Jupiter, despote démocratique éclairé

Publié par le 16 Mar, 2018 dans Blog | 11 commentaires

Jupiter, despote démocratique éclairé

Catherine Nay est une espèce rare à protéger !

Oui, elle est une journaliste et chroniqueuse plutôt classée à droite. Il faut donc saluer son courage …

Elle participe à de nombreuses émissions en tant que chroniqueuse et a écrit plusieurs ouvrages politiques : Les Sept Mitterrand ou les Métamorphoses d’un septennat, Un pouvoir nommé désir, L’Impétueux : Tourments, tourmentes, crises et tempêtes.

Catherine Nay tient aussi une chronique dans Valeurs actuelles dont voici maintenant la dernière qui analyse la manière autoritaire de gouverner d’Emmanuel Macron :

Depuis qu’il est élu, Emmanuel Macron ne cesse de se démarquer des corps intermédiaires. Ceux-ci ne doivent pas lui faire perdre son temps.

La grande réforme institutionnelle voulue par Emmanuel Macron sera présentée en Conseil des ministres à la mi-avril. Le feuilleton ne fait que commencer. Déjà, la réforme qui s’annonçait brûlante pourrait être explosive. Les grandes lignes, on les connaît:

  • la réduction du nombre des parlementaires;
  • la limitation du cumul des mandats dans le temps (pas plus de trois mandats successifs); 
  • l’introduction d’une dose de proportionnelle.
  • Mais aussi le changement climatique (une  »envie personnelle du président »), 
  • et aussi le service national universel, etc., etc.

Un fourre-tout!

Pour éviter que les débats parlementaires ne traînent en longueur et pour rendre plus efficace le travail législatif, le Premier ministre voudrait limiter le droit d’amendement des députés. Depuis plusieurs années, le nombre d’amendements a en effet explosé. Neuf mille trois cent cinquante-six pour le « mariage pour tous » en 2013. À titre de comparaison, 28 amendements lors du débat de la peine de mort en 1981. Les plus anciens plaident qu’il n’y a jamais trop de débats, que l’amendement est un droit sacré. Et voilà que le Premier ministre en a rajouté une louche: plus un groupe parlementaire serait petit, plus son nombre d’amendements serait limité. Même les plus macronistes des députés jugent qu’il va trop loin: réguler oui, mais il ne faut pas tuer l’opposition. On s’interroge: est-ce un jeu tactique de Matignon pour créer des rapports de force et mieux négocier ? On est dans une phase d’échauffement.
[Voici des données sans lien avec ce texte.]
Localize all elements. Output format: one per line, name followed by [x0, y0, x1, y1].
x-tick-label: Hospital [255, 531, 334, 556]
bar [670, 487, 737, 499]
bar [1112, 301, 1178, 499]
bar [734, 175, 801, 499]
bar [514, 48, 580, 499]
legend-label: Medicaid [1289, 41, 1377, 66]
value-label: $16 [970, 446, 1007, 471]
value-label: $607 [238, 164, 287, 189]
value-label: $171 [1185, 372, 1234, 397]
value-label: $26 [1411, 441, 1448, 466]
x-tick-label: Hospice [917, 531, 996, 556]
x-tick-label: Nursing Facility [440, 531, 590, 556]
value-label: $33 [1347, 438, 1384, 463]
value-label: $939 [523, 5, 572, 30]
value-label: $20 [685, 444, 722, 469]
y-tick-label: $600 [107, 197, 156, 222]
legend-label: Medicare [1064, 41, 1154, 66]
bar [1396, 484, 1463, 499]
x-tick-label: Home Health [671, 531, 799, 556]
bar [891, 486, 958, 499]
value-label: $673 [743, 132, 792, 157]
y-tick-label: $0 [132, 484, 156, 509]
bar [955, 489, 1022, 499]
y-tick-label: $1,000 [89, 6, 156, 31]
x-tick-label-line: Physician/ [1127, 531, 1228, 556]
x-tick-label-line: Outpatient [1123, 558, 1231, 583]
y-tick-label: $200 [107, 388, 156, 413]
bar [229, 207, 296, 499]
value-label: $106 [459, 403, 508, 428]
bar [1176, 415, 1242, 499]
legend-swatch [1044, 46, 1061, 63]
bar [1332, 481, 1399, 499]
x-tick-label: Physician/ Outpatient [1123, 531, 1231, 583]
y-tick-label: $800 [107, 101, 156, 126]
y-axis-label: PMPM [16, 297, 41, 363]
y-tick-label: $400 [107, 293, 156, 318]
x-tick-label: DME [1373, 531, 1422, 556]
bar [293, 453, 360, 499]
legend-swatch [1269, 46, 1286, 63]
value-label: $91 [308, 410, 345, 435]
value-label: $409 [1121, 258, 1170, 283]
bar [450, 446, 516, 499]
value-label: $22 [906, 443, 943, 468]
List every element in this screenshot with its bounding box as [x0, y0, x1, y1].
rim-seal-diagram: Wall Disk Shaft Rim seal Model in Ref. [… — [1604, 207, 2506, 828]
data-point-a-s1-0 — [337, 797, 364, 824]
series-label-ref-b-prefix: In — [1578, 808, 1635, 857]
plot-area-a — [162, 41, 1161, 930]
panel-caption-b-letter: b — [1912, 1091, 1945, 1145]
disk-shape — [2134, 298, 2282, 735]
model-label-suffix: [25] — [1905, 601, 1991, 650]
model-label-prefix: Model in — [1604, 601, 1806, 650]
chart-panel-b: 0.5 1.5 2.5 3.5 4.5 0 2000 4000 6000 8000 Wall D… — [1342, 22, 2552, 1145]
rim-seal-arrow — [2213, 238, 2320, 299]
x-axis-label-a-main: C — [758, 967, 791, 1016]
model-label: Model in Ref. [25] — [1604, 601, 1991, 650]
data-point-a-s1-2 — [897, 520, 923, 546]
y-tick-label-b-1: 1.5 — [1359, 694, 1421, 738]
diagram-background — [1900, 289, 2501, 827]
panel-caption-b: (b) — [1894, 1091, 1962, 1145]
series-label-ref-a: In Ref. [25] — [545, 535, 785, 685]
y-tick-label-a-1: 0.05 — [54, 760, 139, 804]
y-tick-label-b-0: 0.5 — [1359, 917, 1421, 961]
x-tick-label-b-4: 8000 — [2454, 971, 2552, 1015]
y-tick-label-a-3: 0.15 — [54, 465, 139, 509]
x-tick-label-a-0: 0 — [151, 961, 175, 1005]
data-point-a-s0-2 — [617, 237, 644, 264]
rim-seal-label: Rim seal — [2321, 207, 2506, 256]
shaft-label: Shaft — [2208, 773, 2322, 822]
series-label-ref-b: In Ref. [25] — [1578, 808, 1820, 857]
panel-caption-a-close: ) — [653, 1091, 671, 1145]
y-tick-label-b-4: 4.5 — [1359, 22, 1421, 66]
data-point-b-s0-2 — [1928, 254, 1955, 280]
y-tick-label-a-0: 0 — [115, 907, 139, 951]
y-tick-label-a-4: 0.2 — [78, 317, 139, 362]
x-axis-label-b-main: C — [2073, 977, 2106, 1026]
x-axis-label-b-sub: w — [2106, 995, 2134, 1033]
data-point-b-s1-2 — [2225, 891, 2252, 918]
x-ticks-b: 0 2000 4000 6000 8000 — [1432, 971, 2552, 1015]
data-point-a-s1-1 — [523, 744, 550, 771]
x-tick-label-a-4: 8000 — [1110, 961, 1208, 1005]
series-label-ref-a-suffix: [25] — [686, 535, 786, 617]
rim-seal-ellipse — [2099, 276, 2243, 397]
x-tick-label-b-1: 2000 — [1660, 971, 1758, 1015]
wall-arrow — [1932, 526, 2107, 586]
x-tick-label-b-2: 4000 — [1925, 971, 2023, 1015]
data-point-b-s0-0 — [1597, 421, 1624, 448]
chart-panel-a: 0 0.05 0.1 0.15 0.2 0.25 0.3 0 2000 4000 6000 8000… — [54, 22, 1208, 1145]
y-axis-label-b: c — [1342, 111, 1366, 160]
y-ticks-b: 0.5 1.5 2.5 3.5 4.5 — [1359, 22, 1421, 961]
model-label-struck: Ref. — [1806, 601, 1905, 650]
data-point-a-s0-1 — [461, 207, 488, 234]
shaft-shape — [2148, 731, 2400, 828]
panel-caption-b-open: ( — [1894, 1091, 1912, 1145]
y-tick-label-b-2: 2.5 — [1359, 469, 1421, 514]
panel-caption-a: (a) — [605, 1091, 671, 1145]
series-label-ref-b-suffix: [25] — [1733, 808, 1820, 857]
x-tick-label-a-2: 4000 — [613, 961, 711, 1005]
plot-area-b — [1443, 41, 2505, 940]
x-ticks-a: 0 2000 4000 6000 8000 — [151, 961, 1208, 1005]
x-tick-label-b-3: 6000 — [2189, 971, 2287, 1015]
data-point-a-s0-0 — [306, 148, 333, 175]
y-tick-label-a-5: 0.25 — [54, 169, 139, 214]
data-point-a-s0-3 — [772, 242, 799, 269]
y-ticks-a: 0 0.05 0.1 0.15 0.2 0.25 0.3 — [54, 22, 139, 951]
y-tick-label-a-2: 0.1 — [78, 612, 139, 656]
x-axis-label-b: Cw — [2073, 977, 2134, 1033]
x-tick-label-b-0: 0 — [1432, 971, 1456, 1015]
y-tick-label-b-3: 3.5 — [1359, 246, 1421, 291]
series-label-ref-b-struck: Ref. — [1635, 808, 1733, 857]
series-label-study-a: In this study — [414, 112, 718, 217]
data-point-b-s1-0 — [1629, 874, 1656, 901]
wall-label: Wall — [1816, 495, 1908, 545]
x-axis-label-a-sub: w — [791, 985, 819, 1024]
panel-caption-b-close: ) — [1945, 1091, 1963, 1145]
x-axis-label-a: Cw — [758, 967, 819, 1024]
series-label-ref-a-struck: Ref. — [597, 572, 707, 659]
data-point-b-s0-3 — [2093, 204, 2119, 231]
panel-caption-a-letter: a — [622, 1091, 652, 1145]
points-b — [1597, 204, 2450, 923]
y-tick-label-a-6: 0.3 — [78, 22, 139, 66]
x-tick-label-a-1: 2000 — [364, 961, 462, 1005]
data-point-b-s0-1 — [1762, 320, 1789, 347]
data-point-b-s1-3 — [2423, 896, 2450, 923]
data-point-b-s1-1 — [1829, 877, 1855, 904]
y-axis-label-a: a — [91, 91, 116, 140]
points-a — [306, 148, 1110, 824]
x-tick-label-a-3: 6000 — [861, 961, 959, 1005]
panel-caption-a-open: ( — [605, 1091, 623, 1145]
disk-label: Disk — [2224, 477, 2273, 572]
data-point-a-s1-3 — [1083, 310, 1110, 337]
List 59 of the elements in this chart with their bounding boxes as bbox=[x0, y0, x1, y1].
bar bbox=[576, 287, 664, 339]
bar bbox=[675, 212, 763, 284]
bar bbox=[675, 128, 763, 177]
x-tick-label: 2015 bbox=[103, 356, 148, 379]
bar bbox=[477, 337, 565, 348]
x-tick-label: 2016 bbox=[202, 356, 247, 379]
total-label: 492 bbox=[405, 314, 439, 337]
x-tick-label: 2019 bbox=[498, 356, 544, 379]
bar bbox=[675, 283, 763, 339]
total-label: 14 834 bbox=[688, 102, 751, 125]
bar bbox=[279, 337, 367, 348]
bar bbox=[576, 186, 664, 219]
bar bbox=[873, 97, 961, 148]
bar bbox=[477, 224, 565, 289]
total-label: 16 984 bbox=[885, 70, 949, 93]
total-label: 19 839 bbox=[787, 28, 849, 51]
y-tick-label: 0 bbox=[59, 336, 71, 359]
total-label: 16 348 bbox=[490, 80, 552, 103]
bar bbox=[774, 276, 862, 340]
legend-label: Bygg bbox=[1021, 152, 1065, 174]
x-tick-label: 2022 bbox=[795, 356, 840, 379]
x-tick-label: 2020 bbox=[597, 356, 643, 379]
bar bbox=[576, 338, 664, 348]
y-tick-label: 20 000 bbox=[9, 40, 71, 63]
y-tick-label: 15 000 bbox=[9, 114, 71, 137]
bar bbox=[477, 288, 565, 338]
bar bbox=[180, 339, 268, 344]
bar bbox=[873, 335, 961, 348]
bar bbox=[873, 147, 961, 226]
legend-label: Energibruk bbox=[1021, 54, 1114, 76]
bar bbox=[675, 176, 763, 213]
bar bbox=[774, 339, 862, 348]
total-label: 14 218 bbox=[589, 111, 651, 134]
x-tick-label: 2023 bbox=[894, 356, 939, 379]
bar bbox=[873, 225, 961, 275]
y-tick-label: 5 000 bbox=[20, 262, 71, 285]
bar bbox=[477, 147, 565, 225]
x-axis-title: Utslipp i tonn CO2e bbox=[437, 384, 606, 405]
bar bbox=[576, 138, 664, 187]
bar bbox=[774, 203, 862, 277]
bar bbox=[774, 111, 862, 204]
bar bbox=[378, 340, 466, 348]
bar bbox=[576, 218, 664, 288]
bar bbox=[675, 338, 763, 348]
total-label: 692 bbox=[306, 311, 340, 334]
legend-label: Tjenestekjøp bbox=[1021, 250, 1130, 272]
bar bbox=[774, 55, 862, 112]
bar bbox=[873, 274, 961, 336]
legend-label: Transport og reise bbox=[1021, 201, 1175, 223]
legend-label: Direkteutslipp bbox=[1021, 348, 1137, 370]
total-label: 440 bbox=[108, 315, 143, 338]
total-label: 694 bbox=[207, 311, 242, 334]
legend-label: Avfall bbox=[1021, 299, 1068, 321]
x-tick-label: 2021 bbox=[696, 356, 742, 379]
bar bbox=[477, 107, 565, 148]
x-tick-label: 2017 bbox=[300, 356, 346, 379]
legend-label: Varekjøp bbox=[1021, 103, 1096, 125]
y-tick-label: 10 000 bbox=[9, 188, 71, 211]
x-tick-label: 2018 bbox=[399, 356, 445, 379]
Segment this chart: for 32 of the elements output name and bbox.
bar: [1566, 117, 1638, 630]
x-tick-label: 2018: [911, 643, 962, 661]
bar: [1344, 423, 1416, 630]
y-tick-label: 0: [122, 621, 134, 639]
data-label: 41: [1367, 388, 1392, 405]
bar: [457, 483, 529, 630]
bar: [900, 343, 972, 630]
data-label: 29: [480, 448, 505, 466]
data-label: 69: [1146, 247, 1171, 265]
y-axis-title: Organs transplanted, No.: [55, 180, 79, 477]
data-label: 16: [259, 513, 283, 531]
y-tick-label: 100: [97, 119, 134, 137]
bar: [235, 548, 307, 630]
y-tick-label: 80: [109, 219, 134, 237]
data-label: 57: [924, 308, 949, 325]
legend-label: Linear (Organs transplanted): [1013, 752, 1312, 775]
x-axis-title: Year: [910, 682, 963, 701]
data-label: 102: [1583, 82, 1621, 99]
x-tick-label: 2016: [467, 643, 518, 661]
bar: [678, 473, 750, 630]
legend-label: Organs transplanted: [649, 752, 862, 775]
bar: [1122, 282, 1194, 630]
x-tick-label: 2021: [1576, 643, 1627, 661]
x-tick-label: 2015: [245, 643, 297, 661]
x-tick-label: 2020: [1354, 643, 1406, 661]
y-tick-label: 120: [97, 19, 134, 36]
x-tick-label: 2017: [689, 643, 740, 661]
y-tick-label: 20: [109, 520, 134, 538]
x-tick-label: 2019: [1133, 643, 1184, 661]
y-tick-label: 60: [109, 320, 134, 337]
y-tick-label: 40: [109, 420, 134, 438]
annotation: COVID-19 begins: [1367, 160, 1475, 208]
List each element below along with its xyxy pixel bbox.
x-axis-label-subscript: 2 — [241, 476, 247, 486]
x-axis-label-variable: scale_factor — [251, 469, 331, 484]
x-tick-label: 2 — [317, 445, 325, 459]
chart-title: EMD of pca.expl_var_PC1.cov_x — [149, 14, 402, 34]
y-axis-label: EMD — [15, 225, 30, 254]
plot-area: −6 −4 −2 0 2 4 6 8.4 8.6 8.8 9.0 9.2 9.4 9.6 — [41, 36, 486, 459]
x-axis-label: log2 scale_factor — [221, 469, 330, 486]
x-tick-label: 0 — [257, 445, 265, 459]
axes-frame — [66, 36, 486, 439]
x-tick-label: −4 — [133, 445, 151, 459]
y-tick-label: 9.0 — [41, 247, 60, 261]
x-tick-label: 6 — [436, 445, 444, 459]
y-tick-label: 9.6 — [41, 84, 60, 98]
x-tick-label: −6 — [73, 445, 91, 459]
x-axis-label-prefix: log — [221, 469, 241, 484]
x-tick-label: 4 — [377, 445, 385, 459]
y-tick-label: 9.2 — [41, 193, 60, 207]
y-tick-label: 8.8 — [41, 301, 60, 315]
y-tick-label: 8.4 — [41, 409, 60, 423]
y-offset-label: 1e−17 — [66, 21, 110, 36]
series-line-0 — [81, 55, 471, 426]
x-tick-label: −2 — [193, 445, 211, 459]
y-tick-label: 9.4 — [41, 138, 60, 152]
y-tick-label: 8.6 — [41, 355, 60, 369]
C’est aussi le style d’Emmanuel Macron qui inquiète.

Depuis qu’il est élu, il ne cesse de se démarquer des corps intermédiaires. Partant du postulat qu’il a raison et que les autres ont tort, ceux-ci ne doivent pas lui faire perdre son temps. « Jupiter est un despote démocratique éclairé ». moque un sénateur. Et quand l’opposition joue son rôle, la seule réponse du gouvernement est de fustiger le conservatisme de l’ancien monde.

Mais au fait, c’est quoi le nouveau monde ?

Un président tout-puissant, un gouvernement soumis qui le craint et une majorité déférente où les frondeurs n’ont pas droit de cité. Avec Emmanuel Macron, disent tous ses interlocuteurs, ça commence toujours par un numéro de séduction. Il vous jette un charme comme d’autres un sort. Mais si vous n’acquiescez pas à son propos, il menace et se montre implacable. Par exemple, en lâchant aux parlementaires: « Si vous ne voulez pas voter ma réforme constitutionnelle, je ferai un référendum. » Aujourd’hui, les Français approuvent massivement son projet. Mais il devrait s’en méfier: tout dépend du moment où on leur pose la question. Or le désarroi s’accroît dans les territoires.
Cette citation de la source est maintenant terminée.